The REAL reasons he broke up with you

First of all, don’t think all guys are cheating on purpose. Most of them don’t even realize that they are giving you false reasons or escape clauses to avoid what they have built together. In an effort to keep things simple and uncomplicated, they will use the most convenient excuse to end things, rather than discuss the complex reasons that have made them bitter in the relationship to begin with.

Also, some guys just don’t want you to argue. If they gave you the true reasons for the breakup, you might actually start to build an argument, or even offer to fix those issues so the two of you can stay together. This could give you another chance at romance, which is not what your boyfriend wants right now. Because right now, he’s determined to get things over with.

Honestly? Your boyfriend thought about breaking up with you long before he sat down with you and actually did. In his head, he mentally prepared himself for all the arguments they might have to stay together. Look, he doesn’t want to have those arguments. Instead of having to defend his decision to break things up, your ex presents false or obscure reasons for getting out of trouble, and substitutes them for the certain problems he has with you.

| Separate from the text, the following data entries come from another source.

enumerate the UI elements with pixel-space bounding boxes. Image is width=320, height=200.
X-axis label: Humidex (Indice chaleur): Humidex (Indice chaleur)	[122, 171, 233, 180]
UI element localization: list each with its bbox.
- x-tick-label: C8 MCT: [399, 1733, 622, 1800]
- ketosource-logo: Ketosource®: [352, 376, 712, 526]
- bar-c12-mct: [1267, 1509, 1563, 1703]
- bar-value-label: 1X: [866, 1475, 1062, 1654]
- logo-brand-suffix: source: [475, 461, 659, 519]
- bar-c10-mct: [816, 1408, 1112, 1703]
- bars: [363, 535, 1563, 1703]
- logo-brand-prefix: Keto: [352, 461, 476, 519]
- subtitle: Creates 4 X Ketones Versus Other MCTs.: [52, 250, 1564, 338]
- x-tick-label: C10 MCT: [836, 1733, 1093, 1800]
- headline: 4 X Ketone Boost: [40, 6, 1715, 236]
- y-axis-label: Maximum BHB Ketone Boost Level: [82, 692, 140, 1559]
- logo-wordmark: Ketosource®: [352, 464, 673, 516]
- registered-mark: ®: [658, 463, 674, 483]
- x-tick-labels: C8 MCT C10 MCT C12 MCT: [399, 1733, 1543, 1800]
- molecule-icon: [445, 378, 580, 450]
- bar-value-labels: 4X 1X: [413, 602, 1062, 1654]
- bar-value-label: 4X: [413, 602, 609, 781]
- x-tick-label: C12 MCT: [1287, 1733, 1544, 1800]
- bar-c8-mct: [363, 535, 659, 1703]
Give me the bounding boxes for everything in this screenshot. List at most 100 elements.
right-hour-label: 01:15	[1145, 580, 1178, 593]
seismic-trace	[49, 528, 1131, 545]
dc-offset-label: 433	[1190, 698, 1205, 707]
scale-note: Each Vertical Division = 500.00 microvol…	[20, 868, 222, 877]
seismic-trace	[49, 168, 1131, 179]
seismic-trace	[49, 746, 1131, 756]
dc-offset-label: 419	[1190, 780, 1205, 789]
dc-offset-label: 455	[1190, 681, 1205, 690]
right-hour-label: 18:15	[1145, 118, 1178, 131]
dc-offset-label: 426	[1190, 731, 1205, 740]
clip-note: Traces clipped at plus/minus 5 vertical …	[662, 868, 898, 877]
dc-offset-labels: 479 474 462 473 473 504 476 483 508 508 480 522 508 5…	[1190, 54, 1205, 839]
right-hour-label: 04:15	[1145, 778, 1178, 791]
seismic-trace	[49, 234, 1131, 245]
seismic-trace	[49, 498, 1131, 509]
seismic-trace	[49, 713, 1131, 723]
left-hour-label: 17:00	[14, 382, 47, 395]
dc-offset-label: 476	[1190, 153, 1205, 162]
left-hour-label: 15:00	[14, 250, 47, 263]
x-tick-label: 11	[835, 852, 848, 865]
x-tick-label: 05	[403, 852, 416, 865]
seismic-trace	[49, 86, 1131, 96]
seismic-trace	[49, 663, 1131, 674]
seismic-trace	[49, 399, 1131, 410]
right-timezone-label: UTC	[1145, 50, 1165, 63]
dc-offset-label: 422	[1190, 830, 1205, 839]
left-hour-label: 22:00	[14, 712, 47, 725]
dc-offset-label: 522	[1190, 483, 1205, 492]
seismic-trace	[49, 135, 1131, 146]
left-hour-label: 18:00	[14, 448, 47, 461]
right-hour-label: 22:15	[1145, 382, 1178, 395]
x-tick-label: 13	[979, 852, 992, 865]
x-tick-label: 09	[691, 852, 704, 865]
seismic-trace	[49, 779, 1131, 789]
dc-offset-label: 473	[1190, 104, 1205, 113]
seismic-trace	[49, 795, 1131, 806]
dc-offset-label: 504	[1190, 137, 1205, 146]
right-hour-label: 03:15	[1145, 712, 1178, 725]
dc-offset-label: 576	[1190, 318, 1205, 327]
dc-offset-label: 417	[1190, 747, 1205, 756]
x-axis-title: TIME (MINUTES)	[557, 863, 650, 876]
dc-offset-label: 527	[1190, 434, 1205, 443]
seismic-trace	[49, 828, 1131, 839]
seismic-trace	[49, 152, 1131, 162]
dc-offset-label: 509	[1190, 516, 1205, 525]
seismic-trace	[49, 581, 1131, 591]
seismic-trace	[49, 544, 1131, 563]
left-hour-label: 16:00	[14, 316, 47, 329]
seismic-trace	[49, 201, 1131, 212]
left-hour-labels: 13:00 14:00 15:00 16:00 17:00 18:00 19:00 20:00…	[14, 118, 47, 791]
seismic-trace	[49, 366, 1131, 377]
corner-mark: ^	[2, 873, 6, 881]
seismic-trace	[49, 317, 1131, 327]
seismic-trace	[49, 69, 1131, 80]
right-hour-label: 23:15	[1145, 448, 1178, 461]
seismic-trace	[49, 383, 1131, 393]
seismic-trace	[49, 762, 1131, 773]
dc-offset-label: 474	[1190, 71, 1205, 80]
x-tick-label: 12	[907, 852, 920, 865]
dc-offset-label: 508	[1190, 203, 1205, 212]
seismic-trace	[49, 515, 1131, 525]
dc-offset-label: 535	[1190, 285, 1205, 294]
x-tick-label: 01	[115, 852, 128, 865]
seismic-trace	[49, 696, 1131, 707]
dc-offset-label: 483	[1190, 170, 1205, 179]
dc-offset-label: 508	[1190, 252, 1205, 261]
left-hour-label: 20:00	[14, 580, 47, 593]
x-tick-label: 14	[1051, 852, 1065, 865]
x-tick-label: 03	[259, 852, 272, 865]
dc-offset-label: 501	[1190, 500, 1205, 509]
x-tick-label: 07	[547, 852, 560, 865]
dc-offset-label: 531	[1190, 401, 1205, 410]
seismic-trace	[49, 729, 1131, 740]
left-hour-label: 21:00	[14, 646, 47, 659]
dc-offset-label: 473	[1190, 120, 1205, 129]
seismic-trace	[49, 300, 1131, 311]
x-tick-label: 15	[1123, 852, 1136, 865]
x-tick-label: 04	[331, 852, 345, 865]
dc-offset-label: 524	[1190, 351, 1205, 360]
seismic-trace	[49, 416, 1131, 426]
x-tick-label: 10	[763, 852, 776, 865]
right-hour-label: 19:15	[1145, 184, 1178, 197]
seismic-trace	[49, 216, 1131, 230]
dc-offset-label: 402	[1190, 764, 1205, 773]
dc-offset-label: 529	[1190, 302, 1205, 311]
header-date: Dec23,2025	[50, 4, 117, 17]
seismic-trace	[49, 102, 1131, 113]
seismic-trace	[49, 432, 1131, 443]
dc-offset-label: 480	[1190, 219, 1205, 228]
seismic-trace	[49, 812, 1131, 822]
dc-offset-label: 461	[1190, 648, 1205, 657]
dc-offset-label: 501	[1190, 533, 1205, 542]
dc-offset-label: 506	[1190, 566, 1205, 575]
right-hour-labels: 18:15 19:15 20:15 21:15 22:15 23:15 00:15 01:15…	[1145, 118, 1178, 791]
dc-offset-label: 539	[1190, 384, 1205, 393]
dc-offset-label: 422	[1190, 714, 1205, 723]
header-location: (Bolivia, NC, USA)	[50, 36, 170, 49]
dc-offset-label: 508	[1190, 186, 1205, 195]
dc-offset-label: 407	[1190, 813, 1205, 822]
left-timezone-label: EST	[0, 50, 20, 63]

With that said, see if any of the following real problems does it sound familiar to you:

You were too much control over him

One of the first reasons people leave a relationship is when they feel pressured or controlled by their partner. This happens to both boys and girls, and it is very likely that it has happened to your now ex-boyfriend.

Think about how much you actually supervised your boyfriend’s activities. Did you constantly ask him “where was he” or did you make him account for his time? Did you always make your ex feel guilty about hanging out with friends? These types of behaviors are controlling and may have alienated your boyfriend.

You were always insecure

Understand that guys want an attractive, fun, cool, and happy girl. So when you always ask if you look good, or if he loves you enough, or if you are comparing yourself to his ex-girlfriends? That’s a lot of very unappealing insecurity.

Listen, we are all insecure. And that’s okay. But when you allow your insecurities to run wild, you will always start to doubt whether you are good enough for your boyfriend or not. And when you Do you think you are not good enough? Eventually your boyfriend will too.

You exhibited too much jealousy

Jealousy is the most powerful emotion next to love. But sadly, it can also be the ugliest.

When one partner is jealous of the other, the relationship is ultimately doomed. Anything you do or say soon turns into an argument and instead of working together in a relationship as a team, they become jealous of each other’s successes.

Nobody likes to see themselves as “that” jealous girlfriend (or boyfriend). Jealous behaviors creep up on you over time, until the behaviors that compose them somehow become the norm.

Did you check his phone all the time? Ask him who he was with and if there were girls there. Sometimes jealousy can get so bad that you feel it in the pit of your stomach every time your boyfriend even sight to another girl, much less talk to them. And if you feel that way, imagine how your boyfriend feels, always having to look over your shoulder or worry that you’re angry.

In the end, breakups happen. But if you know exactly why did your ex break up with you? That is the first important step to reverse your decision, fix the problem, and reconcile with him again.